The excitement grew in the hours before the Germany game as more than 1,000 Outlaws and their friends joined a "tailgate" party in a parking lot next to RFK Stadium, which hosted the friendly.  Tailgating is a popular feature of other sports like American football and baseball, with fans indulging in burgers and beers to get into the mood for the action.

American Outlaws national president Korey Donahoo said many U.S. soccer fans feel like outsiders in a country where the media pay more attention to bigger professional sports.  

"Because soccer is not a mainstream sport necessarily, we thought 'American Outlaws' worked well for what we were trying to do," Donahoo said.

American soccer supporters also bond with each other through supporting a team that often is an underdog in the sport.

"For me, the biggest thing that sets it apart is that you see a guy in a U.S. jersey anywhere in the world and you can talk to him immediately and there is a sense of camaraderie," Donahoo said.

Chants of "USA, USA!" and "Oh When The Yanks Go Marching In" rang out as the Outlaws formed a procession from the parking lot to the stadium a half an hour before kickoff.  Inside, many of them filled up a special supporters' section in the rows nearest to the field, waving their scarves, banners and flags to make themselves as visible as possible to the players, and other fans.

The U.S. men ended the first half with a surprise 2-0 lead over Germany, thanks to a powerful volley from U.S. forward Jozy Altidore and an embarrassing own goal by German goalkeeper Marc-Andre ter Stegen.

The second half began with Germany pulling a goal back through a Heiko Westermann header.  But Altidore set up U.S. captain Clint Dempsey to restore the home team's two-goal advantage, which grew to 4-1 on another Dempsey goal.

Germany scored twice in the dying minutes to keep the game close, but the U.S. held on for a 4-3 upset victory, thrilling Americans in the stands, both young and old.

​​U.S. goalkeeper Tim Howard paid tribute to the overwhelming U.S. fan presence in the sellout crowd of 47,359.

"You know, to see a big massive stadium - a historic stadium for us, U.S. soccer-wise - to be filled and to play a team like Germany, it is special because we have not always gotten that," Howard said. "I think it is a testament to our supporters."

Second-half U.S. substitute Eddie Johnson said the national team also has benefited from the expansion of Major League Soccer, the domestic league in which he plays for the Seattle Sounders.

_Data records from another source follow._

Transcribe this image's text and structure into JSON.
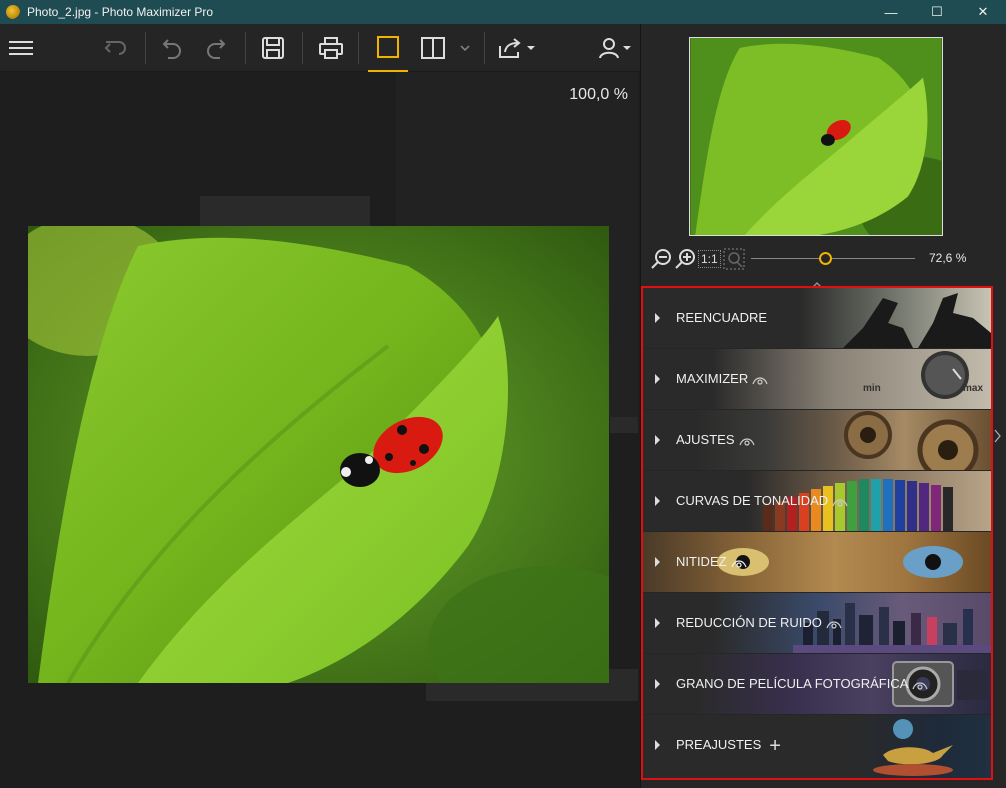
{
  "window": {
    "title": "Photo_2.jpg - Photo Maximizer Pro"
  },
  "window_buttons": {
    "minimize": "—",
    "maximize": "☐",
    "close": "✕"
  },
  "canvas": {
    "zoom_label": "100,0 %"
  },
  "navigator": {
    "zoom_value": "72,6 %",
    "one_to_one": "1:1",
    "zoom_slider_fraction": 0.45
  },
  "accordion": {
    "items": [
      {
        "label": "REENCUADRE",
        "eye": false
      },
      {
        "label": "MAXIMIZER",
        "eye": true,
        "min_label": "min",
        "max_label": "max"
      },
      {
        "label": "AJUSTES",
        "eye": true
      },
      {
        "label": "CURVAS DE TONALIDAD",
        "eye": true
      },
      {
        "label": "NITIDEZ",
        "eye": true
      },
      {
        "label": "REDUCCIÓN DE RUIDO",
        "eye": true
      },
      {
        "label": "GRANO DE PELÍCULA FOTOGRÁFICA",
        "eye": true
      },
      {
        "label": "PREAJUSTES",
        "eye": false,
        "plus": "+"
      }
    ]
  },
  "colors": {
    "titlebar": "#1f4b53",
    "accent": "#f0b400",
    "highlight_border": "#e01010"
  }
}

"Having more soccer-specific stadiums makes domestic players feel like we have a professional environment, where we feel like the sport is being more appreciated in America, and we feel more like professional athletes," Johnson said.

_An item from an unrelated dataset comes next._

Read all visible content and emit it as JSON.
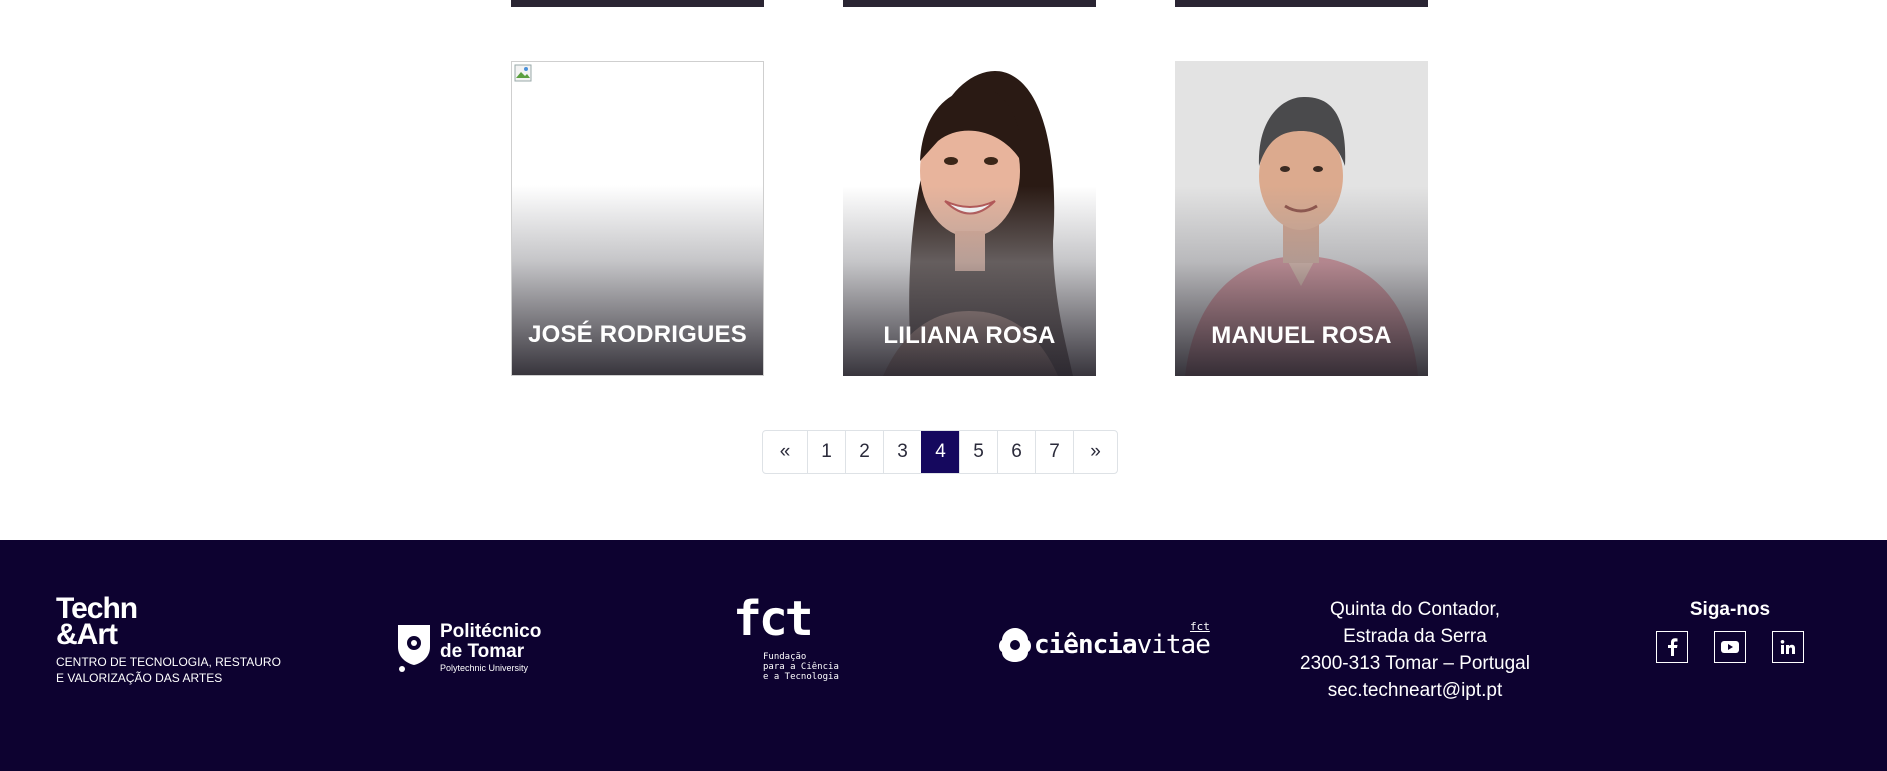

One of the most colorful U.S. supporters at RFK Stadium was a man dressed as superhero Captain America.

When asked what it will take for more Americans to catch on to soccer, he said the U.S. simply has to keep winning.

"You're not going to become a soccer fan overnight.  You've got to apply some dedication and love for it," he said.  "But soccer is great, because you're part of the game.  You don't just sit and watch."